Pensione Agnelli

Accordo Fiat-GM. Perché, nonostante il chiasso dei media italiani, per la Borsa è stata un’operazione di normale routine. La Fiat S.p.A? Non sarà altro che una specie fondo comune per tutelare il patrimonio degli eredi Agnelli

Si volta pagina. Gli assetti della “old economy”, l’economia basata sulle industrie manifatturiere tradizionali e sulle dinastie familiari o sulla longa manus dello stato, mandano un altro segnale di cambiamento profondo, sotto la pressione dei tempi. Che la Fiat Auto sia diventata definitivamente americana è una realtà che la stampa di regime sta penosamente cercando di nascondere, sollevando la cortina fumogena della formulazione tecnica delle clausole del contratto di cessione. Il fatto che, per il momento, solo il 20% dell’azienda automobilistica sia passato di mano e che il gruppo Fiat mantenga un’opzione di vendita sul resto rimanendo proprietaria dell’80%, non cambia la sostanza: il diritto di prelazione concesso alla GM fa di quest’ultima l’unica acquirente possibile per il futuro. La strada è segnata e obbligata: è solo questione di tempo, una risorsa praticamente illimitata per un compratore che è rappresentato da una “public company”, vale a dire una società le cui azioni sono detenute da una galassia di istituzioni di investimento (fondi comuni, fondi pensione, trusts ecc.), mentre è piuttosto scarsa per venditori che rimangono, sostanzialmente, persone fisiche.

Su chi sia ormai il padrone di Fiat Auto non c’è più storia: questo spiega anche il disinteresse della borsa dopo la pubblicazione dell’accordo.
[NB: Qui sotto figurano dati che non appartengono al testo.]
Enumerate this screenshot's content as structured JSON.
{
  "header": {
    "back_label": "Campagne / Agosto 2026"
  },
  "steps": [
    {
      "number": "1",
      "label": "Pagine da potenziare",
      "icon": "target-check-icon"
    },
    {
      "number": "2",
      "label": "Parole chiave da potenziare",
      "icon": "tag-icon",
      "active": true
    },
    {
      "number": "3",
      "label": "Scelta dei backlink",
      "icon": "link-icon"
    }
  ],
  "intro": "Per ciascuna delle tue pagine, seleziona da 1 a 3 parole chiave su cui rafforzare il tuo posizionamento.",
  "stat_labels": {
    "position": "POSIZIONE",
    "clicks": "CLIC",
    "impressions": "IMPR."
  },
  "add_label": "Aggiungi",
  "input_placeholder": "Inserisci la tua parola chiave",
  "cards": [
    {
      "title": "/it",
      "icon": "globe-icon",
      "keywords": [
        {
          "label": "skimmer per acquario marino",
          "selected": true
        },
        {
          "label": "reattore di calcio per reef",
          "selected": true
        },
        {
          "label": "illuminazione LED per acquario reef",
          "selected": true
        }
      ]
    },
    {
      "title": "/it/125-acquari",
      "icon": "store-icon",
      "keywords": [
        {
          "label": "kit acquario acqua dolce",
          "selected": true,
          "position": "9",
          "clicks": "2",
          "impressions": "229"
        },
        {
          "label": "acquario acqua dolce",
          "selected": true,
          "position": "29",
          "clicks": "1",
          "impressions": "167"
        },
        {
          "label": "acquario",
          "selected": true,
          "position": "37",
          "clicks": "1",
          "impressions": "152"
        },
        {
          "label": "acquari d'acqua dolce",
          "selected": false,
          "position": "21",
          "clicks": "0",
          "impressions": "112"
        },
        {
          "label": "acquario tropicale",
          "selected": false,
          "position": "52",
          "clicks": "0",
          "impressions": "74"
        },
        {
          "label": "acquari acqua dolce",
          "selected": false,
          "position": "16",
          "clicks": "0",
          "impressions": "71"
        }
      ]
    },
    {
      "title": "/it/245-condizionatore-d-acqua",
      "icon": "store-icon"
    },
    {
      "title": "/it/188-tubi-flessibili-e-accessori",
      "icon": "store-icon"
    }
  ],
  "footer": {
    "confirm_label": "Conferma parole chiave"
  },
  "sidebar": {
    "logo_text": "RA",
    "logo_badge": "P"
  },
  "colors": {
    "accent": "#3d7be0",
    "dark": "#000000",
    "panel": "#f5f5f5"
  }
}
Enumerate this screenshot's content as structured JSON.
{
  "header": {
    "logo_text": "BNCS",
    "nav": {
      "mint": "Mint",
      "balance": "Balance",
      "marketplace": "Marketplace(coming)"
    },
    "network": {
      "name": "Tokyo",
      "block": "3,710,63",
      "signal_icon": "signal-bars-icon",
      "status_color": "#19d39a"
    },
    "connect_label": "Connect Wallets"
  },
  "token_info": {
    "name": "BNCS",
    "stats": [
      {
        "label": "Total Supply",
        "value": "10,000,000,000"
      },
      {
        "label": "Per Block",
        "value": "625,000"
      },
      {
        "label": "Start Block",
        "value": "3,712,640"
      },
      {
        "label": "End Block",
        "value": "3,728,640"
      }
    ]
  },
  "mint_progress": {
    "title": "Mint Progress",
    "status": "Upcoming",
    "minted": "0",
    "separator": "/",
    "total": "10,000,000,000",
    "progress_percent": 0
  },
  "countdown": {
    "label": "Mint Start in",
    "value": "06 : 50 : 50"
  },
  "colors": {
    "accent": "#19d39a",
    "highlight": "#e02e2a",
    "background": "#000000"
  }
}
Non essendoci più prospettiva di competizione sulla proprietà, i titoli della holding Fiat SpA quotata in borsa non sono certo destinati a diventare merce rara, che ci si strappa di mano, mentre la strategia finanziaria futura del gruppo torinese rimane avvolta dalle nebbie del Po. La vendita dell’80% avverrà anch’essa con lo scambio di nuove azioni GM o sarà per contanti? E come, eventualmente, saranno impiegati i mezzi finanziari ricavati dalle vendite future? E chi saranno gli uomini che faranno queste scelte? La Fiat S.p.A. non sarà altro che una specie di fondo comune che servirà a tutelare il patrimonio degli eredi Agnelli? Quello che però emerge, di nuovo, è la debolezza del modello capitalistico europeo continentale nei confronti del modello anglosassone. Nel DNA di quest’ultimo c’è la potenzialità, frenabile solo da considerazioni di opportunità politica, di divenire il dominatore delle grandi imprese a livello globale. Il continente europeo continua a dibattersi nella dialettica tra statalismo e feudi familistici: un gioco dove non si può che perdere.